The World Bank’s approval of Sh25 billion to help Kenya set up a mortgage refinancing company will inject much-needed cash in a key pillar of the Big Four Agenda of building affordable homes. FILE PHOTO | NMG

What you need to know:

  • The World Bank’s approval of Sh25 billion to help Kenya set up a mortgage refinancing company will inject much-needed cash in a key pillar of the Big Four Agenda of building affordable homes.
  • The funding will make it easier for banks to access long-term finance for cheaper home loans through the Kenya Mortgage Refinance Corporation (KMRC), which is set to start its operations next month.
  • A portion of the World Bank’s money will go into equity capital while the rest will be channelled as initial cash reserve.
  • The State-owned firm is an initiative of the National Treasury and World Bank aimed at increasing the accessibility and affordability of mortgage loans to Kenyans.

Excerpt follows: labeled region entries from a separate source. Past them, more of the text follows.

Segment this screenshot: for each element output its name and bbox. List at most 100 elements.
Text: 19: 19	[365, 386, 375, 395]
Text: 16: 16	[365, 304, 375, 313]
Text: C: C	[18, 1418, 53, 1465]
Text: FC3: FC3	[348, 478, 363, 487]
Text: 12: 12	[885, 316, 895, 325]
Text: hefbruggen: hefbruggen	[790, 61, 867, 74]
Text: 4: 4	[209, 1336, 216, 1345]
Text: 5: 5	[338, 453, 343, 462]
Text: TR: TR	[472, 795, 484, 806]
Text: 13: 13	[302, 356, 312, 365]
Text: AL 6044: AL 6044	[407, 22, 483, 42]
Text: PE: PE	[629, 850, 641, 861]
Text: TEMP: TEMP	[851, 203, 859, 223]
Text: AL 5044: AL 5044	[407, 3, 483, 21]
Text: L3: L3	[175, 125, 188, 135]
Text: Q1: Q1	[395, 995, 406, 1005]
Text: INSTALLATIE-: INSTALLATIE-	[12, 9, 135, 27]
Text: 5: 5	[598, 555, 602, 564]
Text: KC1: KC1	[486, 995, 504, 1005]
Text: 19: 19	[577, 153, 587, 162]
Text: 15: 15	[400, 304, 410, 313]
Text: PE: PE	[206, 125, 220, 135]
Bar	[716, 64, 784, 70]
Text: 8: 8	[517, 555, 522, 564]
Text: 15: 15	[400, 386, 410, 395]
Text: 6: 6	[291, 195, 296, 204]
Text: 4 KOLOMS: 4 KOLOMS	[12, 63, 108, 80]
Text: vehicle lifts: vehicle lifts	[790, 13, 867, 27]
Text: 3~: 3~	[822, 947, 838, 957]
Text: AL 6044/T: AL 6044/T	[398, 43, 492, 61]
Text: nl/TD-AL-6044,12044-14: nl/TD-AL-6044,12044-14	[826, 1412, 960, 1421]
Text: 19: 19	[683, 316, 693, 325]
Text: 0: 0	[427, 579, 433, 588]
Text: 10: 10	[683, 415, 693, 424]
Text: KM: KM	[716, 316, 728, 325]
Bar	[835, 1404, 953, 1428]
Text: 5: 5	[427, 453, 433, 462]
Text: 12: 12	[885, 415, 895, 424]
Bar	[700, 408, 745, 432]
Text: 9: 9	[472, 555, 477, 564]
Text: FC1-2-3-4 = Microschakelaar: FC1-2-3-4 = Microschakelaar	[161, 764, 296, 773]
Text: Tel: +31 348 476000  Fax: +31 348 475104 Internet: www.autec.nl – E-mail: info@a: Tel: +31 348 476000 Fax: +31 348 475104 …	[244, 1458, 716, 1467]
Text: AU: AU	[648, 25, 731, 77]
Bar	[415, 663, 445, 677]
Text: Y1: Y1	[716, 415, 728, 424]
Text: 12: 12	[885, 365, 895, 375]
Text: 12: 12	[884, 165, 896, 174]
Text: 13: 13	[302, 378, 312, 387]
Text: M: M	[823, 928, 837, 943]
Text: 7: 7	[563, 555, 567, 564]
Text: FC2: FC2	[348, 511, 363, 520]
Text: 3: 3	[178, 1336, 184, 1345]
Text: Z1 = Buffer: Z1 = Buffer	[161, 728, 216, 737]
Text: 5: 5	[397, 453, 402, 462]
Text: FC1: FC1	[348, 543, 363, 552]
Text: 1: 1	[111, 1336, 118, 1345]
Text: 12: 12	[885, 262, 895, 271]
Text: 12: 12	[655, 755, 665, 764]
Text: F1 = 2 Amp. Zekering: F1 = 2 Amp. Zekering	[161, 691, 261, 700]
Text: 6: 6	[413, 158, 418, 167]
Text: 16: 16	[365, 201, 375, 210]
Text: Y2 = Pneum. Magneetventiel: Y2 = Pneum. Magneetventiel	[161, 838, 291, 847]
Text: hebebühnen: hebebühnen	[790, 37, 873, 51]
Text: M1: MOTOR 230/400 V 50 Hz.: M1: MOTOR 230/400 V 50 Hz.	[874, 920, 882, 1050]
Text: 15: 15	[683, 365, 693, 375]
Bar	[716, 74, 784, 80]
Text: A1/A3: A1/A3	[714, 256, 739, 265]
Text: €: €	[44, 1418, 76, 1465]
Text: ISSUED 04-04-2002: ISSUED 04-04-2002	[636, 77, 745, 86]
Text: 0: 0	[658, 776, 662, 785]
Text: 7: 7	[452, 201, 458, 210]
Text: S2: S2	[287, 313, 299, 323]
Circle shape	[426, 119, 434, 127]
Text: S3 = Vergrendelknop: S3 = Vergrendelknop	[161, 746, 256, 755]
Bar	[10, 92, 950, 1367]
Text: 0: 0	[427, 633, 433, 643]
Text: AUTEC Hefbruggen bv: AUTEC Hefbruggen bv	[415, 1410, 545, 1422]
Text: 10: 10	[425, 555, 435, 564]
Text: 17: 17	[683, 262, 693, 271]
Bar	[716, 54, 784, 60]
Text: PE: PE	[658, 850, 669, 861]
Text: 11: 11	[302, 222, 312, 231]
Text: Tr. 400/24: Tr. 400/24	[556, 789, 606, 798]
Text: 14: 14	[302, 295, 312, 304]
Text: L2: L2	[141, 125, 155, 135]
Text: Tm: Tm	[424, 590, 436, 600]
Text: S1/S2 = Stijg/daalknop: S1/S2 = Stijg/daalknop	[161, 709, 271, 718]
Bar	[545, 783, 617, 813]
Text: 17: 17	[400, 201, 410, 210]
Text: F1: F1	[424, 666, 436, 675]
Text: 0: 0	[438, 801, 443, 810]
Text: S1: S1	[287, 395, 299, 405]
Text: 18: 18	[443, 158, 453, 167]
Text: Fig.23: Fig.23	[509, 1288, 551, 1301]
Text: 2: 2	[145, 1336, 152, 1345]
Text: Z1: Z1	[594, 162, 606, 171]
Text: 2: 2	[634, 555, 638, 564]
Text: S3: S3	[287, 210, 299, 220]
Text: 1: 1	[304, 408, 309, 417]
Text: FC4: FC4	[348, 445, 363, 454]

The World Bank’s approval of Sh25 billion to help Kenya set up a mortgage refinancing company will inject much-needed cash in a key pillar of the Big Four Agenda of building affordable homes.

The funding will make it easier for banks to access long-term finance for cheaper home loans through the Kenya Mortgage Refinance Corporation (KMRC), which is set to start its operations next month.

A portion of the World Bank’s money will go into equity capital while the rest will be channelled as initial cash reserve.

The State-owned firm is an initiative of the National Treasury and World Bank aimed at increasing the accessibility and affordability of mortgage loans to Kenyans.

According to a past World Bank survey, approximately 40 percent of urban households and seven percent of rural Kenyans would be able to afford a mortgage on a Sh1.7 million house, yet the average bank mortgage is about Sh9.1 million

KMRC is also expected to fill the gap in a segment where mortgage companies have shied away from issuing home loans mainly due to lack of long-term deposits in the industry to match them.

The government’s agenda to give priority to provision of affordable housing to low-income earners is a noble plan, but as with many key government projects, implementation remains the biggest challenge.

There also remain a number of issues that need to be clarified with the Kenyan public, including who specifically qualifies to get housing under the new scheme.

Additionally, more needs to be done to educate taxpayers on how the planned statutory deductions on their payslips, which are already burdened by other mandatory deductions such as income tax, will benefit them directly to earn trust that this will not be yet another project they will pay for without getting any benefits in return.

For those that will not get the 500,000 affordable houses in five years but will have the KMRC deductions made from their monthly pay, the State needs to reassure them of refunds once it is determined that they will not benefit from the scheme.